On policing in particular, Sessions is poised to undercut much of President Obama’s legacy. During Obama’s presidency, the Civil Rights Division of the Justice Department investigated a host of police departments for civil-rights violations and then negotiated court-enforced agreements—called consent decrees—with them. Civil-rights advocates cheered that effort as the only way the federal government could effectively pressure troubled departments to embrace reform.
But many conservatives and police unions said the agreements were meddlesome federal overreach and only served to discourage police officers. Sessions shares those concerns and has ordered staff to review all current and pending consent decrees with an eye to making changes that could boost officer morale. Civil-rights advocates have ripped Sessions’s decision.

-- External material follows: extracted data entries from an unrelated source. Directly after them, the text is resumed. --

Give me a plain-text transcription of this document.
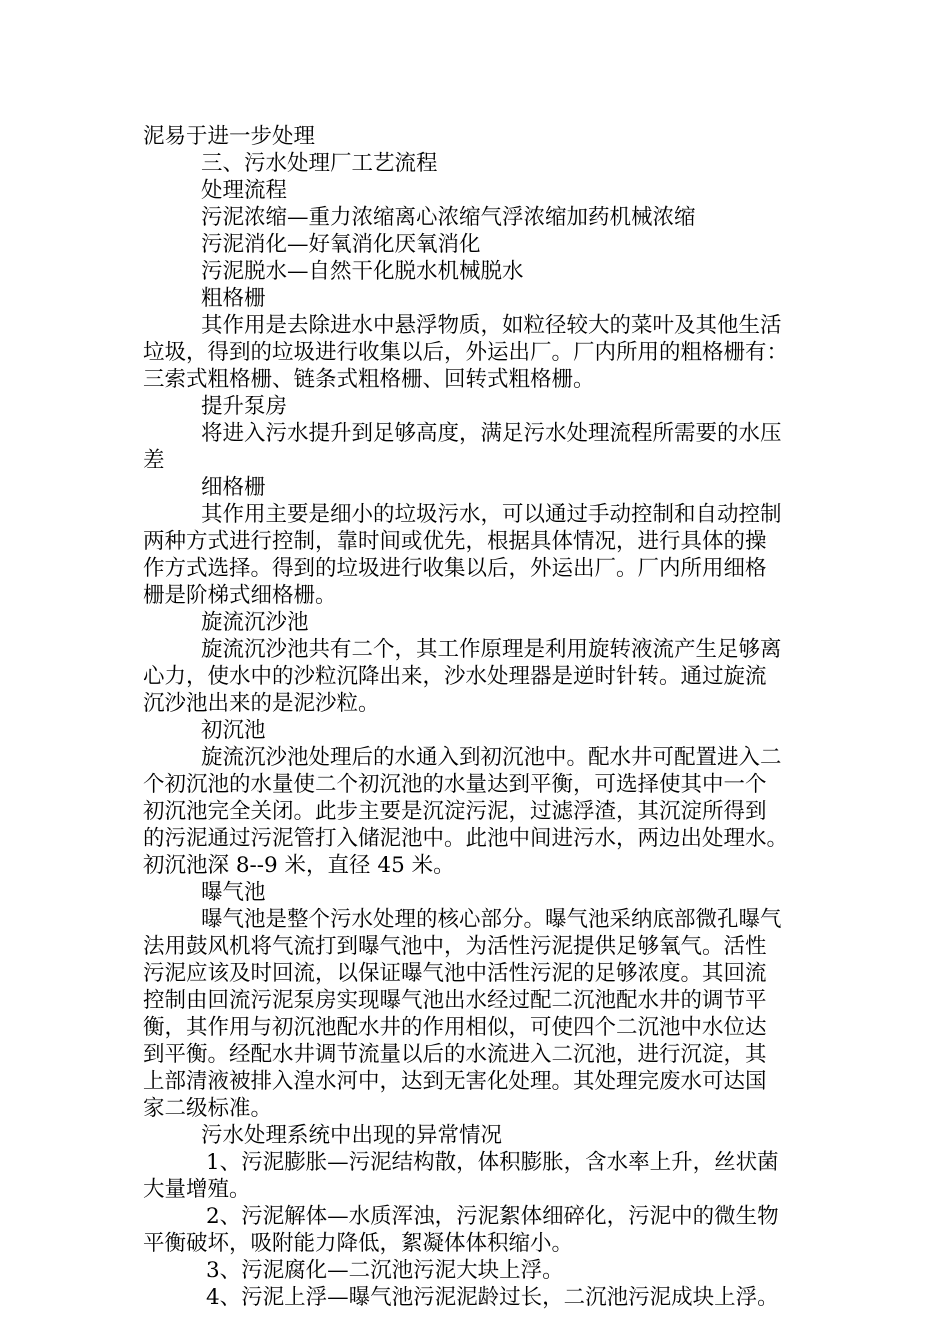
泥易于进一步处理
三、污水处理厂工艺流程
处理流程
污泥浓缩—重力浓缩离心浓缩气浮浓缩加药机械浓缩
污泥消化—好氧消化厌氧消化
污泥脱水—自然干化脱水机械脱水
粗格栅
其作用是去除进水中悬浮物质，如粒径较大的菜叶及其他生活
垃圾，得到的垃圾进行收集以后，外运出厂。厂内所用的粗格栅有：
三索式粗格栅、链条式粗格栅、回转式粗格栅。
提升泵房
将进入污水提升到足够高度，满足污水处理流程所需要的水压
差
细格栅
其作用主要是细小的垃圾污水，可以通过手动控制和自动控制
两种方式进行控制，靠时间或优先，根据具体情况，进行具体的操
作方式选择。得到的垃圾进行收集以后，外运出厂。厂内所用细格
栅是阶梯式细格栅。
旋流沉沙池
旋流沉沙池共有二个，其工作原理是利用旋转液流产生足够离
心力，使水中的沙粒沉降出来，沙水处理器是逆时针转。通过旋流
沉沙池出来的是泥沙粒。
初沉池
旋流沉沙池处理后的水通入到初沉池中。配水井可配置进入二
个初沉池的水量使二个初沉池的水量达到平衡，可选择使其中一个
初沉池完全关闭。此步主要是沉淀污泥，过滤浮渣，其沉淀所得到
的污泥通过污泥管打入储泥池中。此池中间进污水，两边出处理水。
初沉池深 8--9 米，直径 45 米。
曝气池
曝气池是整个污水处理的核心部分。曝气池采纳底部微孔曝气
法用鼓风机将气流打到曝气池中，为活性污泥提供足够氧气。活性
污泥应该及时回流，以保证曝气池中活性污泥的足够浓度。其回流
控制由回流污泥泵房实现曝气池出水经过配二沉池配水井的调节平
衡，其作用与初沉池配水井的作用相似，可使四个二沉池中水位达
到平衡。经配水井调节流量以后的水流进入二沉池，进行沉淀，其
上部清液被排入湟水河中，达到无害化处理。其处理完废水可达国
家二级标准。
污水处理系统中出现的异常情况
1、污泥膨胀—污泥结构散，体积膨胀，含水率上升，丝状菌
大量增殖。
2、污泥解体—水质浑浊，污泥絮体细碎化，污泥中的微生物
平衡破坏，吸附能力降低，絮凝体体积缩小。
3、污泥腐化—二沉池污泥大块上浮。
4、污泥上浮—曝气池污泥泥龄过长，二沉池污泥成块上浮。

“He is picking and choosing which laws he intends to enforce,” said Ifill. “The impact is that those of us who do this work are stepping up and having to expend our resources to fill in and stand strong where the DOJ has failed to enforce civil-rights laws.”
Sessions stands for white supremacy and for dominionism replacing secular government.Those are the big ticket items in Sessions and Bannon’s future political dreamscape. In the meantime, Sessions deals with de-railing pesky matters like the fact that The Washington post reported Sessions’ unreported meetings with the Russian ambassador. “That didn’t appear to slow Sessions down. Instead, he’s moved with inexorable efficiency to advance Trump’s agenda. While Congress dithers and Cabinet secretaries argue among themselves, the attorney general has used his extraordinary power as the nation’s chief law enforcement officer to start dismantling Obama’s signature endeavors—impervious, thus far, to extraordinary levels of outside criticism.”
“The dogs may bark,” Ashcroft said, “but the caravan moves on.”